Niet gebruikte uren tellen niet mee bij terbeschikkingstelling sportzalen door gemeente

Niet gebruikte uren tellen niet mee bij terbeschikkingstelling sportzalen door gemeente

Op 24 april 2017 is een uitspraak gepubliceerd waarin Rechtbank Gelderland (hierna: rechtbank) heeft geoordeeld dat voor de berekening van de pre pro rata voor de mate van aftrek van de btw op de algemene kosten, de uren waarin de sportzalen niet worden gebruikt/verhuurd niet meetellen.

Belang voor de praktijk
De onderhavige uitspraak is van belang voor gemeenten die sportzalen gebruiken voor zowel niet-economische activiteiten (bijvoorbeeld de gratis terbeschikkingstelling aan basisscholen) als economische activiteiten (bijvoorbeeld verhuur tegen vergoeding aan derden). Uit deze uitspraak volgt dat het aantal uren dat sportzalen worden gebruikt een goede maatstaf is, om het werkelijk gebruik te bepalen. Bij de bepaling van het werkelijk gebruik tellen alleen mee de uren dat gebruik is gemaakt van de sportzalen. Het aantal uren dat gebruik had kunnen worden gemaakt van de sportzalen telt niet mee. Ons inziens geldt hetzelfde voor het gebruik voor onderwijs. Alleen het aantal ingeroosterde uren moet worden meegenomen voor de mate van aftrek en niet het aantal uren dat gebruik had kunnen worden gemaakt van de sportzalen.

Feiten
Een gemeente is eigenaar en exploitant van een sporthal en drie gymzalen (hierna: de sportzalen). De gemeente stelt, in het kader van haar wettelijke plicht, de sportzalen tijdens schooltijden zonder vergoeding ter beschikking aan basisscholen volgens vooraf ingeroosterde uren. De gemeente stelt de sportzalen op andere dan de voor het basisonderwijs ingeroosterde uren beschikbaar voor verhuur aan derden, ten behoeve van de sportbeoefening (met name aan sportverenigingen en aan scholen voor voortgezet onderwijs), of voor andere evenementen (de jaarlijkse kleindierententoonstelling, de uitvoering van de muziekvereniging en een kinderspeelweek). In de btw-aangifte is de gemeente voor het berekenen van haar aftrek van btw uitgegaan van de verdeelsleutel: uren belast gebruik van de sportzalen (incl. de incidentele verhuur) / uren belast gebruik + uren gebruik voor basisonderwijs (hierna: pre pro rata).

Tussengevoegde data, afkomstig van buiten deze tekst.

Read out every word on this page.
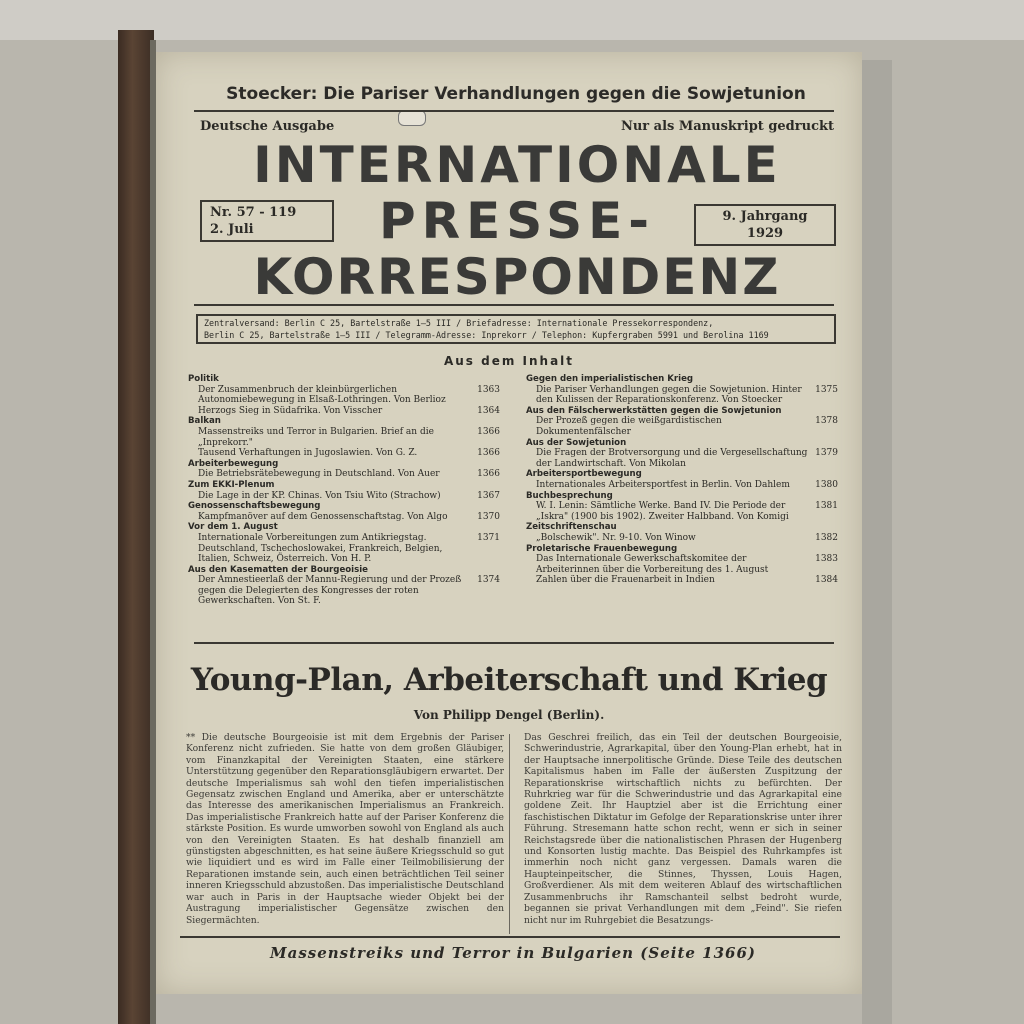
Stoecker: Die Pariser Verhandlungen gegen die Sowjetunion
Deutsche Ausgabe	Nur als Manuskript gedruckt
INTERNATIONALE
PRESSE-
KORRESPONDENZ
Nr. 57 - 119
2. Juli
9. Jahrgang
1929
Zentralversand: Berlin C 25, Bartelstraße 1—5 III / Briefadresse: Internationale Pressekorrespondenz,
Berlin C 25, Bartelstraße 1—5 III / Telegramm-Adresse: Inprekorr / Telephon: Kupfergraben 5991 und Berolina 1169
Aus dem Inhalt
Politik
Der Zusammenbruch der kleinbürgerlichen Autonomiebewegung in Elsaß-Lothringen. Von Berlioz
1363
Herzogs Sieg in Südafrika. Von Visscher	1364
Balkan
Massenstreiks und Terror in Bulgarien. Brief an die „Inprekorr."
1366
Tausend Verhaftungen in Jugoslawien. Von G. Z.	1366
Arbeiterbewegung
Die Betriebsrätebewegung in Deutschland. Von Auer	1366
Zum EKKI-Plenum
Die Lage in der KP. Chinas. Von Tsiu Wito (Strachow)	1367
Genossenschaftsbewegung
Kampfmanöver auf dem Genossenschaftstag. Von Algo	1370
Vor dem 1. August
Internationale Vorbereitungen zum Antikriegstag. Deutschland, Tschechoslowakei, Frankreich, Belgien, Italien, Schweiz, Österreich. Von H. P.
1371
Aus den Kasematten der Bourgeoisie
Der Amnestieerlaß der Mannu-Regierung und der Prozeß gegen die Delegierten des Kongresses der roten Gewerkschaften. Von St. F.
1374
Gegen den imperialistischen Krieg
Die Pariser Verhandlungen gegen die Sowjetunion. Hinter den Kulissen der Reparationskonferenz. Von Stoecker
1375
Aus den Fälscherwerkstätten gegen die Sowjetunion
Der Prozeß gegen die weißgardistischen Dokumentenfälscher
1378
Aus der Sowjetunion
Die Fragen der Brotversorgung und die Vergesellschaftung der Landwirtschaft. Von Mikolan
1379
Arbeitersportbewegung
Internationales Arbeitersportfest in Berlin. Von Dahlem	1380
Buchbesprechung
W. I. Lenin: Sämtliche Werke. Band IV. Die Periode der „Iskra" (1900 bis 1902). Zweiter Halbband. Von Komigi
1381
Zeitschriftenschau
„Bolschewik". Nr. 9-10. Von Winow	1382
Proletarische Frauenbewegung
Das Internationale Gewerkschaftskomitee der Arbeiterinnen über die Vorbereitung des 1. August
1383
Zahlen über die Frauenarbeit in Indien	1384
Young-Plan, Arbeiterschaft und Krieg
Von Philipp Dengel (Berlin).
** Die deutsche Bourgeoisie ist mit dem Ergebnis der Pariser Konferenz nicht zufrieden. Sie hatte von dem großen Gläubiger, vom Finanzkapital der Vereinigten Staaten, eine stärkere Unterstützung gegenüber den Reparationsgläubigern erwartet. Der deutsche Imperialismus sah wohl den tiefen imperialistischen Gegensatz zwischen England und Amerika, aber er unterschätzte das Interesse des amerikanischen Imperialismus an Frankreich. Das imperialistische Frankreich hatte auf der Pariser Konferenz die stärkste Position. Es wurde umworben sowohl von England als auch von den Vereinigten Staaten. Es hat deshalb finanziell am günstigsten abgeschnitten, es hat seine äußere Kriegsschuld so gut wie liquidiert und es wird im Falle einer Teilmobilisierung der Reparationen imstande sein, auch einen beträchtlichen Teil seiner inneren Kriegsschuld abzustoßen. Das imperialistische Deutschland war auch in Paris in der Hauptsache wieder Objekt bei der Austragung imperialistischer Gegensätze zwischen den Siegermächten.
Das Geschrei freilich, das ein Teil der deutschen Bourgeoisie, Schwerindustrie, Agrarkapital, über den Young-Plan erhebt, hat in der Hauptsache innerpolitische Gründe. Diese Teile des deutschen Kapitalismus haben im Falle der äußersten Zuspitzung der Reparationskrise wirtschaftlich nichts zu befürchten. Der Ruhrkrieg war für die Schwerindustrie und das Agrarkapital eine goldene Zeit. Ihr Hauptziel aber ist die Errichtung einer faschistischen Diktatur im Gefolge der Reparationskrise unter ihrer Führung. Stresemann hatte schon recht, wenn er sich in seiner Reichstagsrede über die nationalistischen Phrasen der Hugenberg und Konsorten lustig machte. Das Beispiel des Ruhrkampfes ist immerhin noch nicht ganz vergessen. Damals waren die Haupteinpeitscher, die Stinnes, Thyssen, Louis Hagen, Großverdiener. Als mit dem weiteren Ablauf des wirtschaftlichen Zusammenbruchs ihr Ramschanteil selbst bedroht wurde, begannen sie privat Verhandlungen mit dem „Feind". Sie riefen nicht nur im Ruhrgebiet die Besatzungs-
Massenstreiks und Terror in Bulgarien (Seite 1366)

In geschil is of de gemeente bij de berekening van het recht op aftrek de uren waarin de sportzalen niet worden verhuurd/gebruikt mag meetellen als belast gebruik.

Oordeel rechtbank
De rechtbank stelt vast dat in deze zaak sprake is van het gebruik van onroerende zaken voor zowel economische activiteiten als niet-economische activiteiten. De terbeschikkingstelling aan basisscholen zonder vergoeding is, vanwege de wettelijke plicht van een gemeente om te voorzien in huisvesting van basisscholen, een niet-economische activiteit en de verhuur tegen vergoeding aan derden is een economische activiteit.

De rechtbank volgt partijen erin dat het gebruik in uren een goede maatstaf is om het werkelijke gebruik te bepalen. Het voorstel van de gemeente om de niet-gebruikte uren mee te tellen is echter te subjectief. Volgens de rechtbank is er dan namelijk geen sprake meer van een berekeningsmethode die objectief weergeeft hoe de kosten werkelijk toe te rekenen zijn aan de economische en aan de niet-economische activiteiten. De rechtbank weegt hierbij mee dat de sportzalen gemiddeld voor ongeveer 50% van de beschikbare uren niet worden verhuurd en de omstandigheid dat niet aannemelijk is dat er in deze gemeente in voldoende mate een markt is voor de verhuur van de niet-gebruikte uren.

Verder verwerpt de rechtbank het beroep van de gemeente op het leegstandsarrest van de Hoge Raad. De situatie van dat arrest was namelijk wezenlijk anders (volledige leegstand van een pand dat later wel weer werd verhuurd) en het beoordelingskader ook (herziening van de aftrek).